The field trip is part of SC Johnson’s Kaleidoscope Educational Series (KES), which offers a variety of programs designed to support school curricula covering a wide variety of subjects from science and math to art, music and theater. This year’s program will attract an estimated 51,000 students. For many kids, this will be their first field trip in a long time; for some, it’s their first field trip ever.
For many students, field trips are an adventure that takes them to unfamiliar places. They get introduced to new locations and ideas in addition to having classroom concepts reinforced. It’s also a kickstart to their curiosity and imagination — and to the possibilities of their career. However, field trips require funding and transportation, which can sometimes be scarce, especially in recent years, as many schools face tighter budgets.
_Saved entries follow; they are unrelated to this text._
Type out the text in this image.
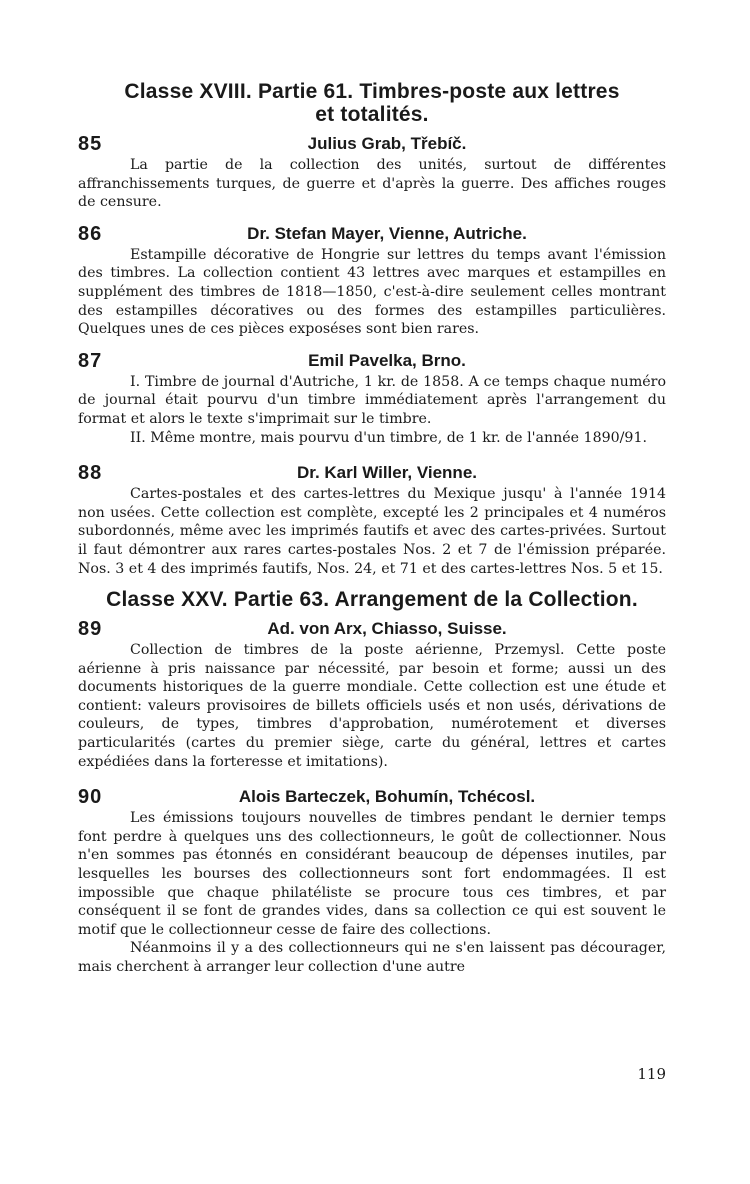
Classe XVIII. Partie 61. Timbres-poste aux lettres
et totalités.
85	Julius Grab, Třebíč.

La partie de la collection des unités, surtout de différentes affranchissements turques, de guerre et d'après la guerre. Des affiches rouges de censure.

86	Dr. Stefan Mayer, Vienne, Autriche.

Estampille décorative de Hongrie sur lettres du temps avant l'émission des timbres. La collection contient 43 lettres avec marques et estampilles en supplément des timbres de 1818—1850, c'est-à-dire seulement celles montrant des estampilles décoratives ou des formes des estampilles particulières. Quelques unes de ces pièces exposéses sont bien rares.

87	Emil Pavelka, Brno.

I. Timbre de journal d'Autriche, 1 kr. de 1858. A ce temps chaque numéro de journal était pourvu d'un timbre immédiatement après l'arrangement du format et alors le texte s'imprimait sur le timbre.

II. Même montre, mais pourvu d'un timbre, de 1 kr. de l'année 1890/91.

88	Dr. Karl Willer, Vienne.

Cartes-postales et des cartes-lettres du Mexique jusqu' à l'année 1914 non usées. Cette collection est complète, excepté les 2 principales et 4 numéros subordonnés, même avec les imprimés fautifs et avec des cartes-privées. Surtout il faut démontrer aux rares cartes-postales Nos. 2 et 7 de l'émission préparée. Nos. 3 et 4 des imprimés fautifs, Nos. 24, et 71 et des cartes-lettres Nos. 5 et 15.

Classe XXV. Partie 63. Arrangement de la Collection.
89	Ad. von Arx, Chiasso, Suisse.

Collection de timbres de la poste aérienne, Przemysl. Cette poste aérienne à pris naissance par nécessité, par besoin et forme; aussi un des documents historiques de la guerre mondiale. Cette collection est une étude et contient: valeurs provisoires de billets officiels usés et non usés, dérivations de couleurs, de types, timbres d'approbation, numérotement et diverses particularités (cartes du premier siège, carte du général, lettres et cartes expédiées dans la forteresse et imitations).

90	Alois Barteczek, Bohumín, Tchécosl.

Les émissions toujours nouvelles de timbres pendant le dernier temps font perdre à quelques uns des collectionneurs, le goût de collectionner. Nous n'en sommes pas étonnés en considérant beaucoup de dépenses inutiles, par lesquelles les bourses des collectionneurs sont fort endommagées. Il est impossible que chaque philatéliste se procure tous ces timbres, et par conséquent il se font de grandes vides, dans sa collection ce qui est souvent le motif que le collectionneur cesse de faire des collections.

Néanmoins il y a des collectionneurs qui ne s'en laissent pas décourager, mais cherchent à arranger leur collection d'une autre

119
And they can be logistically challenging to organize.
SC Johnson’s KES STEM programs are offered at no cost to schools and students, whether an actual field trip to Racine or via a broadcast to classrooms in communities where the company has business operations. That includes helping organize — and, importantly, pay for — transportation to and from SC Johnson’s campus, the space and the educational programming.
Empowering the Next Generation
This is the 45th year of STEM programs and the KES at SC Johnson. During the first year, 13 programs were offered at the Golden Rondelle Theater on the corporate campus, with 8,960 students and teachers attending. The theater itself has a tie to the inspiring possibility of children. It was built as the company’s pavilion for the 1964/1965 World’s Fair in New York to showcase the film To Be Alive, which traced how children in various parts of the world mature into adulthood.
Inspiring Possibilities
Half the fun of a field trip is the social experience and the change in routine: the bus rides, picking out the lunch spot and hanging with friends. It’s different than sitting at a desk every day, five days a week, and in most cases, you see what you are learning applied in a real-world setting. More than that, however, field trips to education programs such as KES also stimulate children’s interest in learning not only during the trip but also for the rest of their lives.
A study of 400 adults — half of which had taken a learning trip in their youth, the other half had not — found that 59% of children who take school trips have better grades and higher graduation rates from high school (95%) and college (63%). A 2016 study echoes this, showing that science-oriented field trips can improve the scores of middle school students in scientific tests and increase their overall proficiency in the subject matter.
Most importantly, engaging students in STEM activities and learning experiences might help turn that switch on for something they’re interested in. Guiding a group of young girls through The Blue Paradox exhibit on the plastic pollution crisis at the Museum and Science and Industry may not only help them learn about the ocean but may also get them interested in aquatic life as a whole. A KES field trip about Paper Airplane Dynamics may spark an interest in flight and a career in aerospace engineering.
Or perhaps, simply, students have a great time learning and find themselves a little more interested in science than they were the day before.